No se puede dejar de tomar en cuenta que el gobierno cada vez cuenta con menos recursos para presupuestos sociales y financiar actividades como el deporte. De hecho, podríamos preguntarnos si la celebración de la copa Antillana de Acero no habrá dependido, para sus últimas ediciones, del aporte de este tipo de patrocinadores. Y esas serían razones de no poco peso a favor de volvernos un poco liberales en este respecto.

Por otra parte, podemos retomar la discusión sobre si es conveniente que el Estado, en un país subdesarrollado aporte, en exclusiva o no, financiación para el deporte de alto rendimiento. Se puede discutir que la prioridad la debe tener el desarrollo de la educación física y el deporte popular de base, y que ahí deben priorizarse los pocos recursos que se dispongan. Esto tampoco contradice la posibilidad de que el deporte de alto rendimiento se desarrolle, entonces, sobre otras bases lucrativas que incluyen la propaganda, los patrocinadores, los intercambios de deportistas entre clubes, etcétera.

Todas estas son cuestiones que se deberían discutir abierta y sinceramente, en el seno de la sociedad civil. No son como para que los tecnócratas de siempre regulen, y experimenten, y usen una provincia, una competencia deportiva, un oficio, y “hasta etcétera”, como conejillos de indias, a su antojo y sin necesidad de responder al control popular.
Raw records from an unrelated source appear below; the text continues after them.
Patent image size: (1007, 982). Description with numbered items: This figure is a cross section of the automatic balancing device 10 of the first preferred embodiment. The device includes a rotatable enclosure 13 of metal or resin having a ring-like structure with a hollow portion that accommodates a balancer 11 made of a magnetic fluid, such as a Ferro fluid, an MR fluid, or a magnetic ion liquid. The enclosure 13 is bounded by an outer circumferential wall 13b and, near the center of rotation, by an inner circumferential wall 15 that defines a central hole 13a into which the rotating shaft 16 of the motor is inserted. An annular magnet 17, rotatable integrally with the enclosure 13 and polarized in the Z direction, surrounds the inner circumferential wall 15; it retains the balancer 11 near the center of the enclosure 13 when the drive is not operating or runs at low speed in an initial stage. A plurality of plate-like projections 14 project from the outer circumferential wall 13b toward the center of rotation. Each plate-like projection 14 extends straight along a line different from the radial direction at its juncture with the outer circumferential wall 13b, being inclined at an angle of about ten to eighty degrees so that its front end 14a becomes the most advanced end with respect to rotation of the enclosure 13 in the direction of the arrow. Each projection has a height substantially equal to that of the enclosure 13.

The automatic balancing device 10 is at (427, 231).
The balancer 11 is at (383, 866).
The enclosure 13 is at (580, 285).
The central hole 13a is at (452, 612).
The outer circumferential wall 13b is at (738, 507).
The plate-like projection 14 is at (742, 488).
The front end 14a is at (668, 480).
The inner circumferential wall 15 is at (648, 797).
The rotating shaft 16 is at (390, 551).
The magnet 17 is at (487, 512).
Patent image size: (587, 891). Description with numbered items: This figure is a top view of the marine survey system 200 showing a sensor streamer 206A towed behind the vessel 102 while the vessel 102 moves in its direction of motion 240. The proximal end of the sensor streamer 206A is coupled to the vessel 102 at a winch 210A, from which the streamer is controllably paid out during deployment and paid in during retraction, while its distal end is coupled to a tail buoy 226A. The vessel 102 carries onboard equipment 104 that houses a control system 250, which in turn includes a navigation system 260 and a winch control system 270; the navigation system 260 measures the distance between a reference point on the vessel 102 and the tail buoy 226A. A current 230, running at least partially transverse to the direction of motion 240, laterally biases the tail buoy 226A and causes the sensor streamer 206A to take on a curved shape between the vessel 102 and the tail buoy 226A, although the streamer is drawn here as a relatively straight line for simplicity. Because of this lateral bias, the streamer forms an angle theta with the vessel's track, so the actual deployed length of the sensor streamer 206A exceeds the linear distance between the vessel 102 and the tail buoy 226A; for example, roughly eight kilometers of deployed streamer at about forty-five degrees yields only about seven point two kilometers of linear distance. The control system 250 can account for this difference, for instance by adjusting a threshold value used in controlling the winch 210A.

Las decisiones finales que se acepten, deben ser consensuadas democráticamente y, por obligación, portar matices que tomen en cuenta elementos económicos, pero también culturales, cívicos y de otro tipo. Por ejemplo, se puede estar de acuerdo con la propaganda pero no de bebidas alcohólicas, como es el caso ahora con la dichosa cerveza Bucanero. De hecho, está prohibido –sabiamente, en mi opinión– entrar a los estadios con ese tipo de insumos, por las alteraciones que pueden producirse por la combinación de personas bebidas y pasiones desatadas. Imagínense que los vendedores de cigarros pudieran poner también propaganda por la libre. O que la comida chatarra tampoco recibiera ningún tipo de regulaciones. Los mecanismos capitalistas de lucro en el deporte potencian, de paso, la desigualdad social y territorial entre regiones que ya arrastren desigualdades de base.

El socialismo pudiera asimilar, en alguna instancia, la inserción de propaganda comercial en el deporte. La gestión popular democrática puede convertirla en una herramienta de financiación de la actividad física y la salud y el bienestar popular, así como establecer mecanismos compensatorios. Pero para esto, para esto y mucho más, habrá que ejercitar ese poder democrático y popular, para discutir y dirigir conscientemente estas fuerzas bajo su control.